Direktur Aliansi Organis Indonesia (AOI) Pius Mulyono mengatakan, petani organik semestinya mendapat insentif dari pemerintah. Sebab, selain memperbaiki mutu lingkungan, perluasan sistem pertanian organik bisa mengurangi beban anggaran subsidi pupuk.
Berdasarkan data Statistik Pertanian Organik Indonesia dari AOI, jumlah luas lahan pertanian organik tahun 2016-2017 meningkat 38,4 persen. Adapun pada 2017-2018 peningkatan luas lahan pertanian organik hanya 17,3 persen. Pada 2018, total luas lahan pertanian organik sekitar 215.000 hektar (ha) yang ditanami berbagai komoditas organik, seperti beras, kelapa, pisang, kakao, sayuran, jeruk, dan teh.
”Pertanian organik pada dasarnya dapat berkontribusi dalam mewujudkan ketahanan dan kedaulatan pangan. Namun, pemerintah justru melakukan berbagai upaya yang menimbulkan permasalahan baru, seperti proyek lumbung pangan (food estate) di banyak daerah di Indonesia,” kata Pius saat diskusi ”Pertanian Organik Solusi Pangan Berkelanjutan”, di Jakarta, Selasa (13/12/2022).
Pius menjelaskan, beragam persoalan hanya bisa dihadapi jika pemerintah, petani, dan warga bekerja bersama untuk menjamin kedaulatan pangan berkelanjutan. Apalagi, kebijakan dan regulasi juga dapat memihak kepada petani organik sehingga menghasilkan dukungan dan program yang tepat sasaran.
Kehadiran sistem penjaminan partisipatif (participatory guarantee system/PGS) dapat menjadi salah satu solusi untuk menjawab tantangan mahal dan sulitnya akses sertifikasi organik bagi petani kecil di Indonesia.
Hal serupa diungkapkan Bibong Widyarti, petani organik dan juga peneliti pertanian organik. Menurut Bibong, keberadaan pasar menjadi persoalan yang terus dialami oleh petani organik. Petani hampir selalu tidak bisa menentukan harga, ditambah dengan ongkos produksi juga lebih mahal karena menggunakan pupuk organik.

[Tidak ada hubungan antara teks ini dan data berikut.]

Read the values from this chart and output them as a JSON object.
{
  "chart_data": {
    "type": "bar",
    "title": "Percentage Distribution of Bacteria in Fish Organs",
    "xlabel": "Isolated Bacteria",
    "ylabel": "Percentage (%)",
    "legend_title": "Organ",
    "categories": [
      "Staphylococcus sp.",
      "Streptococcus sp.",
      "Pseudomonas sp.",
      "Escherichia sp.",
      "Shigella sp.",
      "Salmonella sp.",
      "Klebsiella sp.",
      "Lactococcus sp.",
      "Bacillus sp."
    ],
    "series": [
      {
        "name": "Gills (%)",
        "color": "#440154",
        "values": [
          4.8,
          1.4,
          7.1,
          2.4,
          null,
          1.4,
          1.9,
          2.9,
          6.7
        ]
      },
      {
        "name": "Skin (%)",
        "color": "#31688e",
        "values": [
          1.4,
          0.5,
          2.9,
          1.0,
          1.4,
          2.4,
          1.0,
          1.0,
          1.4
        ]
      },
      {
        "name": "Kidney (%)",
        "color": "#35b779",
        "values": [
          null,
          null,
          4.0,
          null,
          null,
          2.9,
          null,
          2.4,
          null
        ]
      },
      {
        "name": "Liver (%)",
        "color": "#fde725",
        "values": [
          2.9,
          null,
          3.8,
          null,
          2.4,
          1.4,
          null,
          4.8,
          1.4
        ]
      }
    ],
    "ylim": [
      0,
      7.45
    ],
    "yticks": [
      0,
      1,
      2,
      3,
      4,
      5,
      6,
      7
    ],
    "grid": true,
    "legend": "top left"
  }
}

Beragam persoalan hanya bisa dihadapi jika pemerintah, petani, dan warga bekerja bersama untuk menjamin kedaulatan pangan berkelanjutan.
Menurut dia, insentif bisa berupa kredit modal usaha dengan bunga rendah dan kemudahan mengurus sertifikasi. Diperlukan kebijakan harga yang mendukung pertanian organik. ”Padahal, hasil pertanian organik diyakini lebih sehat dan lebih bernilai secara ekonomi jika dijual, tetapi regulasi saat ini belum mampu mendorong pertanian berkelanjutan,” kata Bibong.
Pada kesempatan yang sama, Koordinator Pangan dan Pertanian Direktorat Pangan dan Pertanian Badan Perencanaan Pembangunan Nasional (Bappenas) Noor Avianto mengatakan, pertanian organik menjadi bagian dari pangan berkelanjutan dan dapat mendorong tumbuhnya ekonomi sirkular. Karena itu, pemerintah dalam peta jalan pertanian organik berencana membangun ketahanan pangan Indonesia yang mencakup harga untuk petani organik dan pemasaran dari masyarakat.
Menurut Koordinator Perumusan Standar Keamanan dan Mutu Pangan Bappenas Diah Ariyani, arah kebijakan pengembangan pangan organik ke depannya ialah mendorong revisi Regulasi Sistem Pertanian Organik dan Revisi Standar Organik Nasional atau SNI Pertanian Organik. Harapannya, ini dapat mengakomodasi lebih banyak perkembangan dalam praktik pertanian organik di Indonesia.
Apalagi, Bappenas terus menegaskan bahwa pertanian organik merupakan solusi pangan karena sistem produksinya mengarah kepada petani kecil untuk meningkatkan pendapatan. Dalam memastikan produksi pangan yang berkelanjutan itu maka akses terhadap pangan yang beragam dan partisipasi dalam perlindungan sumber daya alam dan lingkungan terus ditingkatkan.